# Bayesian probability with uncertain quality of evidence

Suppose a Bayesian updater receives one of a finite number of signals. The device that gives him the signal is of uncertain quality. If it is high-quality the signal is always a perfect signal about some underlying variable he is interested in. If it is low-quality it is noise.

After seeing the signal he updates his beliefs about the underlying variable and the quality of the evidence device, right? But I am not sure how to model it.

I have tried looking at it 2 ways with very different answers. a) He uses his updated belief about the quality of the device to form a posterior about the underlying variable, and his updated belief about the underlying variable to form a posterior about the quality of the device.
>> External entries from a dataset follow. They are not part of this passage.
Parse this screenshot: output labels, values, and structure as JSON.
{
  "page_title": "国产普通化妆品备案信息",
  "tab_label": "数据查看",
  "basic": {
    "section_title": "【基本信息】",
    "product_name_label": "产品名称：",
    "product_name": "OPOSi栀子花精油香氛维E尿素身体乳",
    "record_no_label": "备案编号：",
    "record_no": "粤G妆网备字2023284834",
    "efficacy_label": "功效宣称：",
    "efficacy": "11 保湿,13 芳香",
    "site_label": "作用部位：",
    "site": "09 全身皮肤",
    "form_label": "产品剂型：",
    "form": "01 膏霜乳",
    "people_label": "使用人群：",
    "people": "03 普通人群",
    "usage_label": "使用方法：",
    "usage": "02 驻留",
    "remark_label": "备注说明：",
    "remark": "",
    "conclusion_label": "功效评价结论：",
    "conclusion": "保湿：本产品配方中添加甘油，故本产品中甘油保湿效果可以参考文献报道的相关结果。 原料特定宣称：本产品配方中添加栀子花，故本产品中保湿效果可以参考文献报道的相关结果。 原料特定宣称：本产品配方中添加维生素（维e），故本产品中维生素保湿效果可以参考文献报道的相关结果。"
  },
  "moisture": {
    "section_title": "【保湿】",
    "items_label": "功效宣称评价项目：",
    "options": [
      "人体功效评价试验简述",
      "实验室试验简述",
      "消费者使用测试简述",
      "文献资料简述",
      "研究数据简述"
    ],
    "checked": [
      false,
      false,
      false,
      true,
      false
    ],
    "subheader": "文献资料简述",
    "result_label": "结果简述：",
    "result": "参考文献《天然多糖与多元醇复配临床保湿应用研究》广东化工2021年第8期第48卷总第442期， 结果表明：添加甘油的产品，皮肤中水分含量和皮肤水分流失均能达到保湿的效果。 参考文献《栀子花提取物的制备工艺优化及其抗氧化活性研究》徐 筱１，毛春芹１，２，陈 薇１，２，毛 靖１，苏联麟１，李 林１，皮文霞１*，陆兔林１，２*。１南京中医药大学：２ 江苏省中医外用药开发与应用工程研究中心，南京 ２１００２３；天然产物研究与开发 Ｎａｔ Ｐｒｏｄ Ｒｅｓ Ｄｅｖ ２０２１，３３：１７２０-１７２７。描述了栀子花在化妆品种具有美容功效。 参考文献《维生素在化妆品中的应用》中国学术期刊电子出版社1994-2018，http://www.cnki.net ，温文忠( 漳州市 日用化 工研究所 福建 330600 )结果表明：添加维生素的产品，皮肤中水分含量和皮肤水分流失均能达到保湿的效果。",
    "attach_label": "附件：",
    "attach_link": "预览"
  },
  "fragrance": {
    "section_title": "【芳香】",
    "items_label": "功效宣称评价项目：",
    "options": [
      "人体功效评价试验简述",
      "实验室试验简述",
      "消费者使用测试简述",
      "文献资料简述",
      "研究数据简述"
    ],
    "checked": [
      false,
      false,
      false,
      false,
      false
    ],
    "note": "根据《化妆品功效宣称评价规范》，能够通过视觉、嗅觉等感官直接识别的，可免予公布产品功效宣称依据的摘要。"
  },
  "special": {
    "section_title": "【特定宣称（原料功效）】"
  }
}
This gives a system of equations with unique solutions for each one. b) He forms a joint probability distribution over the two variables and updates it.
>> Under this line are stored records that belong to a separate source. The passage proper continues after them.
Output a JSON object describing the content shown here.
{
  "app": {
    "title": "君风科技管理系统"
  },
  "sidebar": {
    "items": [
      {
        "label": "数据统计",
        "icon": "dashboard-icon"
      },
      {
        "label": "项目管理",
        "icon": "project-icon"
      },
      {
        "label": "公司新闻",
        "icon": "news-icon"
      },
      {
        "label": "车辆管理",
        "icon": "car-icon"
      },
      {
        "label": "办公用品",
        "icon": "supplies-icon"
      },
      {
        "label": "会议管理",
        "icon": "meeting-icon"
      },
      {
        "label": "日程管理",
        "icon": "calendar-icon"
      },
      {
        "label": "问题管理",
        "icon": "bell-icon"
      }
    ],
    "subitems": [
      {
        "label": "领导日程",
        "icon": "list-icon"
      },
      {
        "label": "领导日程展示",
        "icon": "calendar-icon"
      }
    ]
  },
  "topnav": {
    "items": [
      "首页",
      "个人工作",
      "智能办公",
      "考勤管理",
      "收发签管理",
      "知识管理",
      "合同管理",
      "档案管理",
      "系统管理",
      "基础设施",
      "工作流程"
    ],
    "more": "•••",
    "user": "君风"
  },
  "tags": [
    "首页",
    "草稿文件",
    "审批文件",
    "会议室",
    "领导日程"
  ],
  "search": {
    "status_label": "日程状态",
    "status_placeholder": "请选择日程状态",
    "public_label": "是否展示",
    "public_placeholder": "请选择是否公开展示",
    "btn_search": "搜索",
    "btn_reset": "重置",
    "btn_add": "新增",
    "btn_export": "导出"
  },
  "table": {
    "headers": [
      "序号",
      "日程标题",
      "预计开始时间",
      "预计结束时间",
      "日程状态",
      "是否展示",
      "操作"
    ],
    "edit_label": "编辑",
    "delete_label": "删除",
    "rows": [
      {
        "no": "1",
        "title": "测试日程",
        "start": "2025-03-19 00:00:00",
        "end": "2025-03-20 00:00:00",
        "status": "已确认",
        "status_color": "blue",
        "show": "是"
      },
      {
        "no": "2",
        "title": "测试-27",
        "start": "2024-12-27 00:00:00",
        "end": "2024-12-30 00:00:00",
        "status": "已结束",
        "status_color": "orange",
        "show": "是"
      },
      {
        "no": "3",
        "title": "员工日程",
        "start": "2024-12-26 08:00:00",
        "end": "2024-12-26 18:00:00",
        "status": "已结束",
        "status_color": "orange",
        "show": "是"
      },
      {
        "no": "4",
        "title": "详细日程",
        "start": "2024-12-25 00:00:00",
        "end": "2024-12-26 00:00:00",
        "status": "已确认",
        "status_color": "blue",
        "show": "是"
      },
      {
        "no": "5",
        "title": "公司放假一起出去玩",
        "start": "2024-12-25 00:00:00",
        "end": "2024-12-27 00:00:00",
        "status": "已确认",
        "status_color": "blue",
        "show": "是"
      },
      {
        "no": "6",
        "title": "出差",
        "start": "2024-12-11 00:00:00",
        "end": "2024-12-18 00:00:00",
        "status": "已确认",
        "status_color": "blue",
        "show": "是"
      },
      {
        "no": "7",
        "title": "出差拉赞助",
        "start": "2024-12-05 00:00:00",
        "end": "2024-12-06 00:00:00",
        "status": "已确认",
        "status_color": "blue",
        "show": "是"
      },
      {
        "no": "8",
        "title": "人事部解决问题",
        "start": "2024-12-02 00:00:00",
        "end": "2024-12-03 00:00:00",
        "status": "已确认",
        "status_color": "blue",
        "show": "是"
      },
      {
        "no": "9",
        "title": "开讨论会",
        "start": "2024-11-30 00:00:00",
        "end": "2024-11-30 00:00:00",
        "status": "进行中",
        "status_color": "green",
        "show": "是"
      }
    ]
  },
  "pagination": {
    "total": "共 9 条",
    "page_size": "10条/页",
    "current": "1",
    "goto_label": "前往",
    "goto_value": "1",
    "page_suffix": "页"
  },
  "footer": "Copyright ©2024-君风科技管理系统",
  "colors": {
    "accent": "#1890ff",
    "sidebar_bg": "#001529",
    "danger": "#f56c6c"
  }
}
The former gives some weird results, such as if his prior beliefs about the distribution of signals from a high-quality and low-quality device, he updates his belief about the quality of the expert upwards, regardless of the signal.

The latter seems like it is imposing an independence assumption that is not true.
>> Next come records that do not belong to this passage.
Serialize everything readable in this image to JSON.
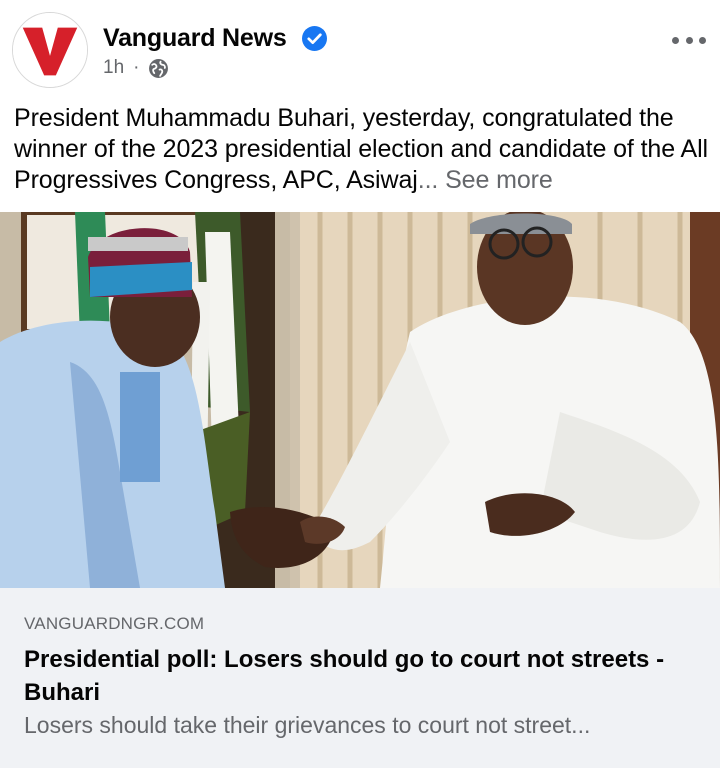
{
  "post": {
    "page_name": "Vanguard News",
    "logo_letter": "V",
    "verified_icon": "verified-badge-icon",
    "time": "1h",
    "separator": "·",
    "audience_icon": "globe-icon",
    "caption": "President Muhammadu Buhari, yesterday, congratulated the winner of the 2023 presidential election and candidate of the All Progressives Congress, APC, Asiwaj",
    "see_more": "... See more"
  },
  "link_preview": {
    "domain": "VANGUARDNGR.COM",
    "title": "Presidential poll: Losers should go to court not streets - Buhari",
    "description": "Losers should take their grievances to court not street..."
  },
  "colors": {
    "brand_red": "#d6202a",
    "verified_blue": "#1877f2",
    "secondary_text": "#65676b",
    "card_background": "#f0f2f5"
  }
}
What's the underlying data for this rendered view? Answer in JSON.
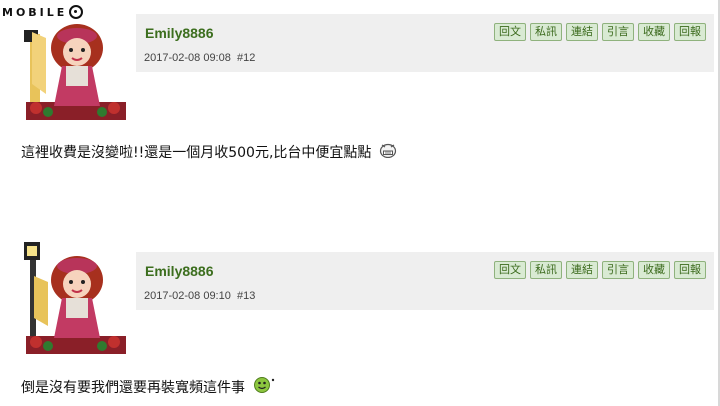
{
  "site": {
    "logo_text": "MOBILE"
  },
  "post_actions": [
    "回文",
    "私訊",
    "連結",
    "引言",
    "收藏",
    "回報"
  ],
  "posts": [
    {
      "username": "Emily8886",
      "datetime": "2017-02-08 09:08",
      "floor": "#12",
      "content": "這裡收費是沒變啦!!還是一個月收500元,比台中便宜點點",
      "smiley": "grin-smiley-icon"
    },
    {
      "username": "Emily8886",
      "datetime": "2017-02-08 09:10",
      "floor": "#13",
      "content": "倒是沒有要我們還要再裝寬頻這件事",
      "smiley": "green-smiley-icon"
    }
  ]
}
One model for an unreliable sensor is: `P(M | V, R) P(V) P(R)` where `M` is the measurement, `V` is the variable you are trying to measure, and `R` is the reliability of the sensor. These variables could be discrete or continuous, with `P(M | V, R)` being whatever makes sense for the problem at hand.
Operations on such a model could include computing `P(V | M)`, `P(R | M)`, and `P(V, R | M)`. Which of these is useful to you depends on the problem you are trying to solve.